3) The Delaware River Basin Conservation Act (S.921): this legislation facilitates the development and implementation of a U.S. Fish and Wildlife Service action plan to sustain and enhance habitat, water quality, and water management improvements in the Delaware, New Jersey, New York, and Pennsylvania basin encompassing the Delaware River. The Delaware River is the longest undammed river east of the Mississippi and supplies drinking water to fifteen million people in two of the largest cities in the United States, New York City and Philadelphia. The basin is a vital watershed that contributes $25 billion to the region's economy and fuels local communities by supporting jobs in the maritime, agriculture, tourism, hunting, fishing, and wildlife industries.

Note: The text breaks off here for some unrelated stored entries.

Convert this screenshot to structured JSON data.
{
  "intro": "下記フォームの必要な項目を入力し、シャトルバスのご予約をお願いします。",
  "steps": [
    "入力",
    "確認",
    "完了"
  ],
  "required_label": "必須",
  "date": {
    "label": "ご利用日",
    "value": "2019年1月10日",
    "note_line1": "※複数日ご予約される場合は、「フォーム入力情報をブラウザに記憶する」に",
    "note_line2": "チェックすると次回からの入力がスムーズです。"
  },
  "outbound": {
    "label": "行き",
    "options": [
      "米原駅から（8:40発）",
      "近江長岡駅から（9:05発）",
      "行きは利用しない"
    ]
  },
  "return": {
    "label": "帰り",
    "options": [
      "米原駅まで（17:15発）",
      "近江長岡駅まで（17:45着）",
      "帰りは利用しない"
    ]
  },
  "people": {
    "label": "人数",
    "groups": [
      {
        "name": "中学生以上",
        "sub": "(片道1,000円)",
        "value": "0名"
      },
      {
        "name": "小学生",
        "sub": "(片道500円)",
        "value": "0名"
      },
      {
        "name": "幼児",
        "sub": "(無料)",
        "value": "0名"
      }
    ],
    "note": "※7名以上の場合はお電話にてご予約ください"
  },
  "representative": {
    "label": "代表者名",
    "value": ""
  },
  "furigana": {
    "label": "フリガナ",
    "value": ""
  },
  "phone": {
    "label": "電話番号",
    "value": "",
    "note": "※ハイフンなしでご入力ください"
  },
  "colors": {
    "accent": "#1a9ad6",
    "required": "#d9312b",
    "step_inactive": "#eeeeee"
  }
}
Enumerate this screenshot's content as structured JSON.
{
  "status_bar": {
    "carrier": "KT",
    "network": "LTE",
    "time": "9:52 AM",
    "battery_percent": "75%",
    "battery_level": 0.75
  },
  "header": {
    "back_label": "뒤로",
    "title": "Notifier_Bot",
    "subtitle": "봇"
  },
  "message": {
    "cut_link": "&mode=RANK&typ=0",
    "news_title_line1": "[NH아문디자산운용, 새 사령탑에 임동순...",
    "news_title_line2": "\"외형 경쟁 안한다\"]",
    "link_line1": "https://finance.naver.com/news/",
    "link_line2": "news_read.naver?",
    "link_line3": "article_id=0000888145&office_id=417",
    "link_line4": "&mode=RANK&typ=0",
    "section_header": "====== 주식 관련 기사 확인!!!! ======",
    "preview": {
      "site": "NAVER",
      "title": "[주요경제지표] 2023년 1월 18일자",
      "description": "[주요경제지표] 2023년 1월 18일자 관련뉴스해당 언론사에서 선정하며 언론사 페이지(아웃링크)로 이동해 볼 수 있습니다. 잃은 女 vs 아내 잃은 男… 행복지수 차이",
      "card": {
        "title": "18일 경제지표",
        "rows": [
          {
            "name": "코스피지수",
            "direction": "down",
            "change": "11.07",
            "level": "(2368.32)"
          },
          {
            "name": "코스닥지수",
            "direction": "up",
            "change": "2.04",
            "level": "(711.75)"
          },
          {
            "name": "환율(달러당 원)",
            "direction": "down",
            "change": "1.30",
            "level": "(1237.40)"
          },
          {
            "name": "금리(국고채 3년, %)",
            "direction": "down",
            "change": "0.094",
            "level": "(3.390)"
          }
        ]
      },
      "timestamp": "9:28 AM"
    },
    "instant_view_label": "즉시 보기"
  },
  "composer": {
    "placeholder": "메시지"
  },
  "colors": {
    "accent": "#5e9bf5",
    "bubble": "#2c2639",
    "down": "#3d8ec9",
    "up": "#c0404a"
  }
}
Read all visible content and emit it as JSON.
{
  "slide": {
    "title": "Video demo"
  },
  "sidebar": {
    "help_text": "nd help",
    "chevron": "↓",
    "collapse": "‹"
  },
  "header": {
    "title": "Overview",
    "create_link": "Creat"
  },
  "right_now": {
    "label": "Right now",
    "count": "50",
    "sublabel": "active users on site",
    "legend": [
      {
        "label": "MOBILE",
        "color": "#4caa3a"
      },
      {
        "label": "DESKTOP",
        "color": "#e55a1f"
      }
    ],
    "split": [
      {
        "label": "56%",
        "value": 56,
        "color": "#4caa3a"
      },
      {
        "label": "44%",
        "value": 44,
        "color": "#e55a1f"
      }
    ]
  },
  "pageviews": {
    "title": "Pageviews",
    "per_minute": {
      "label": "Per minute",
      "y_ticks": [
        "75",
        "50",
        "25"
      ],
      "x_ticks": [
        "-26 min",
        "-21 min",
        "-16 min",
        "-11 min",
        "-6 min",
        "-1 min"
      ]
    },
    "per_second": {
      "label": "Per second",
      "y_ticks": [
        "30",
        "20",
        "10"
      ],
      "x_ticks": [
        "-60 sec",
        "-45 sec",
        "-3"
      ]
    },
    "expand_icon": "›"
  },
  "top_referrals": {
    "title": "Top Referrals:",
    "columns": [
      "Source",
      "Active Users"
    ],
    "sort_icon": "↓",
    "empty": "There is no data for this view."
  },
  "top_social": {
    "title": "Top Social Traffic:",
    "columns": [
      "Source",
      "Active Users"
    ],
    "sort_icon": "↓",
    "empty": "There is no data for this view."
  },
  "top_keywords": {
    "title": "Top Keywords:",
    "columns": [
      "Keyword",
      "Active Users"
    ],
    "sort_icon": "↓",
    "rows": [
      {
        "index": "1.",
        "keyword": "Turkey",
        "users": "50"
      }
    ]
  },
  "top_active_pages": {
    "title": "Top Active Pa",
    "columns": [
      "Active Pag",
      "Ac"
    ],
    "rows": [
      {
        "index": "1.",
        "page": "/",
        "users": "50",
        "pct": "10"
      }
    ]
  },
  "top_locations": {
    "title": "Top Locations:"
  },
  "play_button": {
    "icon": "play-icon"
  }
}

4) The Long Island Sound Restoration and Stewardship Act (S.1674): this legislation reauthorizes programs to carry out collaborative restoration projects through the Long Island Sound Study office, which are aimed at upgrading wastewater facilities, protecting wetlands, and reducing non-point source pollution in the Long Island Sound. 24 million people live within 50 miles of the Long Island Sound, which has been designated as an estuary of national significance. For every $1 appropriated for the Long Island Sound Study, $87 has been leveraged from other federal, state, local, and private funding sources, totaling more than $3.8 billion. These resources have significantly reduced the amount of nitrogen entering the LIS from sewage treatment plants by 35,000,000 lbs. per year as of 2013, restored at least 1,548 acres, and protected 2,580 acres of habitat land.

5) Columbia River Basin Restoration Act (S.1394): this legislation authorizes a voluntary, competitive Columbia Basin grant program for projects that assist in eliminating or reducing pollution, cleaning up contaminated sites, improving water quality, monitoring, and promoting citizen engagement. The Columbia River is the largest salmon-producing river system in the world and was designated an "Estuary of National Significance" in 1995 and a "Large Aquatic Ecosystem" (LAE) in 2006. However, it is the only LAE Large Aquatic Ecosystem without a dedicated restoration program or support from Congress. This river serves about approximately 8 million people and, with its tributaries, powers 14 dams, generating over 75 percent of the Northwest's energy.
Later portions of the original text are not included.